Friday, April 6, 2012

Ubuntu ... Do We Have It In Us?

Ubuntu sounds so much like many swear words in our mlulti lingual society. Sounds like buntut, pundek ... Are we all conditioned not to have ubuntu in our capitalistic, survival of the fittest, winner takes all, meritocracy only society???
Give me a Ubuntu society anytime. Naturally, its hard to just have unbuntu in the modern world, just that no matter how tiny the flicker of flame of ubuntu we all may have, just don't let it die out. If we can pass on "courage, survival, interpersonal, integrity" skill sets and values to our children, make sure you pass on the essence and beauty of ubuntu to your kids ... to be totally human and to live well.

An anthropologist proposed a game to the kids in an African tribe. He put a basket full of fruit near a tree and told the kids that who ever got there first won the sweet fruits. When he told them to run they all took each others hands and ran together, then sat together enjoying their treats. When he asked them why they ran like that when one of them could have had all the fruits for himself, the kids responded: "UBUNTU, how can one of us be happy if all the other ones are sad?" UBUNTU in the Xhosa African culture means: I am because we are. 

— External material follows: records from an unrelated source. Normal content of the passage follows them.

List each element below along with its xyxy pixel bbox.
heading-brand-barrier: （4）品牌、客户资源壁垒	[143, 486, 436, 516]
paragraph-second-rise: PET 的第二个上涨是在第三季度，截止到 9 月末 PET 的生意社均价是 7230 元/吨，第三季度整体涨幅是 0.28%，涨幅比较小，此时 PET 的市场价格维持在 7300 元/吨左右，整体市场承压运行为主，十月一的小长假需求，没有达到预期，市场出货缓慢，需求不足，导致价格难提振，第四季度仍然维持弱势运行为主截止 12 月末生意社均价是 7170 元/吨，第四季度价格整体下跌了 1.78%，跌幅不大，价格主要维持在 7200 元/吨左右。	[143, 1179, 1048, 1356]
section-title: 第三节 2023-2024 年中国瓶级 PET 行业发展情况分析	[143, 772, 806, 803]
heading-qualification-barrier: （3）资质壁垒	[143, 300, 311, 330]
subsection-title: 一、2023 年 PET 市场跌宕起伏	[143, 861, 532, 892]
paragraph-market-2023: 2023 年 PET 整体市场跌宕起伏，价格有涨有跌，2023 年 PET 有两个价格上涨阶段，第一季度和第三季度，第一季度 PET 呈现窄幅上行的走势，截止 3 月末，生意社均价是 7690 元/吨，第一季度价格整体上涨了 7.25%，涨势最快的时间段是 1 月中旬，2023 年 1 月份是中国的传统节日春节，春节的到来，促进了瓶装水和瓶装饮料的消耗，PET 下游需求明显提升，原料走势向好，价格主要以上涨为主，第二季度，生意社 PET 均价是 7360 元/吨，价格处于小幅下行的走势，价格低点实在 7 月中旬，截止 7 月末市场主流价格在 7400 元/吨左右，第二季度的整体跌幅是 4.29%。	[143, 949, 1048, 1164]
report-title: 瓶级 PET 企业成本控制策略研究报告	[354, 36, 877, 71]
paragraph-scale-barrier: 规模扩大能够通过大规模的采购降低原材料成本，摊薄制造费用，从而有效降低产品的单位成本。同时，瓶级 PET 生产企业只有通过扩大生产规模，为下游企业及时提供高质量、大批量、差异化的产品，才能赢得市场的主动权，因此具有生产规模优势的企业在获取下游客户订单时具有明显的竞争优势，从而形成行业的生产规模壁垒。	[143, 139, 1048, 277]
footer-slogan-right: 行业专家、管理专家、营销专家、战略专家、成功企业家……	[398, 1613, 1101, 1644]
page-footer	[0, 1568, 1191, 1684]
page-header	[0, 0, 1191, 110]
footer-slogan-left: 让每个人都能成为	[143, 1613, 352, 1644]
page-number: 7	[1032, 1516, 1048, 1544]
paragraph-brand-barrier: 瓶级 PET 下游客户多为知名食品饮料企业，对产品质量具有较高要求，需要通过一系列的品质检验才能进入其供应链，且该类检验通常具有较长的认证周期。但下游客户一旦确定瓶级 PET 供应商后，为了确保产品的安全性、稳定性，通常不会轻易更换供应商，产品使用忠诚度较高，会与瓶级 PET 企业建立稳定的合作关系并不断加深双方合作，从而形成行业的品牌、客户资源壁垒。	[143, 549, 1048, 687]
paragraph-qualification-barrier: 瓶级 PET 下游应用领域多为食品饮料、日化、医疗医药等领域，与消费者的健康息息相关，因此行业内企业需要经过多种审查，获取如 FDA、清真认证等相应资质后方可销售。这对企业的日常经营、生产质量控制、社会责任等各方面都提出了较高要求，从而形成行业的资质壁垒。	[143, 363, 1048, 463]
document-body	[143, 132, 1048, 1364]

Ubuntu (Zulu/Xhosa pronunciation: [ùɓúntʼú]English: /uˈbʊntuː/ oo-buun-too) or "uMunthu" (Chichewa) is an African ethic or humanist philosophyfocusing on people's allegiances and relations with each other. Some believe that ubuntu is a classical African philosophy or worldview[1]whereas others point out that the idea that ubuntu as a philosophy or worldview has developed in written sources in recent years.

Ubuntu: "I am what I am because of who we all are." (From a translation offered by Liberian peace activist Leymah Gbowee.)
Archbishop Desmond Tutu offered a definition in a 1999 book:[3]
A person with Ubuntu is open and available to others, affirming of others, does not feel threatened that others are able and good, based from a proper self-assurance that comes from knowing that he or she belongs in a greater whole and is diminished when others are humiliated or diminished, when others are tortured or oppressed.
Tutu further explained Ubuntu in 2008:[4]
One of the sayings in our country is Ubuntu – the essence of being human. Ubuntu speaks particularly about the fact that you can't exist as a human being in isolation. It speaks about our interconnectedness. You can't be human all by yourself, and when you have this quality – Ubuntu – you are known for your generosity. We think of ourselves far too frequently as just individuals, separated from one another, whereas you are connected and what you do affects the whole World. When you do well, it spreads out; it is for the whole of humanity.
Nelson Mandela explained Ubuntu as follows:[5]
A traveller through a country would stop at a village and he didn't have to ask for food or for water. Once he stops, the people give him food, entertain him. That is one aspect of Ubuntu, but it will have various aspects. Ubuntu does not mean that people should not enrich themselves. The question therefore is: Are you going to do so in order to enable the community around you to be able to improve?
Tim Jackson refers to Ubuntu as a philosophy that supports the changes he says are necessary to create a future that is economically and environmentally sustainable.[6]